A recurrent phrase in the book is ‘self-mastery’ (Pangle’s translation of engkrateia), a notion derived from Nietzsche, which is a way of life that helps the weak to achieve strength and presumably, the strong to become stronger2: Socrates teaches control over bodily appetites as the foundation of rule. For Pangle, this seems to be a rather solipsistic pursuit, focussed on the management of the self alone, perhaps like a programme of self-help or self-improvement. As Henry Jaffa, the ‘father’ of the West Coast Straussians, states, Strauss believed in prudence, a combination of moral and intellectual rule, as being necessary for statesmanship.3 Hence, for the Straussian, self-mastery is what makes the ruler, and the figure of the ruler is to be understood as a timeless ideal.

This is how the method of Strauss draws material from antiquity into the present sphere. In my view, however, this topic is not particularly highlighted by Socrates or his author, Xenophon, and particularly, not as such a self-absorbed concern where the individual is concerned. Throughout the Memorabilia, Xenophon is concerned with man as a social creature. He is always oriented towards others, whether the gods in his worship of them or other people in his treatment of them. For Socrates this means educating, rather than corrupting, the youth so that they in turn are good for the civic community, being good to one’s friends (e.g. 2.2.5), and helping out the city as a whole (1.6.9).

Furthermore, the ideal ruler is a gentleman. That this is the case for Pangle becomes apparent on page 208, where he observes that Socrates’ students were gentlemen who nonetheless needed to be turned towards what was fitting for them to learn in order to be leaders and away from the study of geometry and astronomy. It is Straussian ideology that an ancient author writes both exoterically for the masses. who lack true understanding, and esoterically for the select few, who have studied the qualities that enable them to rule.

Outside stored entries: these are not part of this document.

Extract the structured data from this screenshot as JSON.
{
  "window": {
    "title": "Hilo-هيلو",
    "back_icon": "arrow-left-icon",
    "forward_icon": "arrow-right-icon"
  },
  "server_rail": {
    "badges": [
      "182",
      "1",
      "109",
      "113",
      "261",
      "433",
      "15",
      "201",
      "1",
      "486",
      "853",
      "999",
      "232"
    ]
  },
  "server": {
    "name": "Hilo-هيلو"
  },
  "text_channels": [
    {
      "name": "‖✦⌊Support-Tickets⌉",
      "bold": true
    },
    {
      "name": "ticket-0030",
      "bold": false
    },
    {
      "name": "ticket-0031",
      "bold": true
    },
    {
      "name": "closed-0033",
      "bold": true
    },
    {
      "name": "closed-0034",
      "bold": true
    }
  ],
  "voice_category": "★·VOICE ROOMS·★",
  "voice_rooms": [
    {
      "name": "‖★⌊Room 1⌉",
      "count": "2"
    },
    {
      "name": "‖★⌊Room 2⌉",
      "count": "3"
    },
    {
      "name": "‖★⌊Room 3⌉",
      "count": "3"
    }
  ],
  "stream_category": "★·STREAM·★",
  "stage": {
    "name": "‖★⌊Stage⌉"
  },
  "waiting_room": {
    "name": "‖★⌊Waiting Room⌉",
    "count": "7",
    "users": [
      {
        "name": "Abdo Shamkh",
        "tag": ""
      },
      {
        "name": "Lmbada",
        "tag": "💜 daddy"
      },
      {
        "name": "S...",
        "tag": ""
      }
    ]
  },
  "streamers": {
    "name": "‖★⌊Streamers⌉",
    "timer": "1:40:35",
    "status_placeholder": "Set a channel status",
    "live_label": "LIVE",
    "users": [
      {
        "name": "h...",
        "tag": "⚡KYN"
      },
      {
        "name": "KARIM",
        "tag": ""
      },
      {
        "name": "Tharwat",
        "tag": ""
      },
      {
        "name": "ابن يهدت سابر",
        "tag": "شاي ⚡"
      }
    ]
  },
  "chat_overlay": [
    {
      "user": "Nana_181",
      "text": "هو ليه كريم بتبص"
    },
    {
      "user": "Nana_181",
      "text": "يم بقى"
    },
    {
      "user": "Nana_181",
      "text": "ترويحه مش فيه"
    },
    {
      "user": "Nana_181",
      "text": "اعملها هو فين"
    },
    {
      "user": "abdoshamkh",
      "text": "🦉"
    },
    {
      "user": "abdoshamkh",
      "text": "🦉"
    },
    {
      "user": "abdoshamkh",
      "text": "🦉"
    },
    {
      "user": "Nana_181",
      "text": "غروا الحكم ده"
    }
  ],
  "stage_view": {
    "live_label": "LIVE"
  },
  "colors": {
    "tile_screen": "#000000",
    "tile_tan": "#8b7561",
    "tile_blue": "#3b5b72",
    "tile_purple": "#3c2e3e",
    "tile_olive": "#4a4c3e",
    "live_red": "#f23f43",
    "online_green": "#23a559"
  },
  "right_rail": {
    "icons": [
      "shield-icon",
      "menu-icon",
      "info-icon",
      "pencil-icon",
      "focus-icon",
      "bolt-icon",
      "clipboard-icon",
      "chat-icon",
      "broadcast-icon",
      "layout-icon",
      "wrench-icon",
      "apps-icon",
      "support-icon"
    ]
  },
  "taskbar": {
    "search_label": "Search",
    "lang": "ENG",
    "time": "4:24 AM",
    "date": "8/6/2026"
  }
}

Those who understand the teaching of the ancients, in this case Socrates, as communicated by Xenophon, are able to read esoterically.

This was not an easy book to review by any means but if you wish to be indoctrinated into a neo-conservative ideology this will be right up your alley. I suggest that it leaves much to be desired where careful and accurate analysis of the Memorabilia is concerned.

Notes

1. Burnyeat, ‘Sphinx without a Secret’ in Explorations in Ancient and Modern Philosophy (Cambridge: 2012), p. 301.

2. Cf. C. Baldwin, ‘Thinking Nietzsche Through and Strauss’s Recovery of Classical Political Philosophy’, Revue Philosophique 19 (2011), p. 145.

3. Jaffa, ‘The Legacy of Leo Strauss: A Review of Studies in Platonic Political Philosophy, by Leo Strauss,’ Claremont Review of Books 3.3 (1984).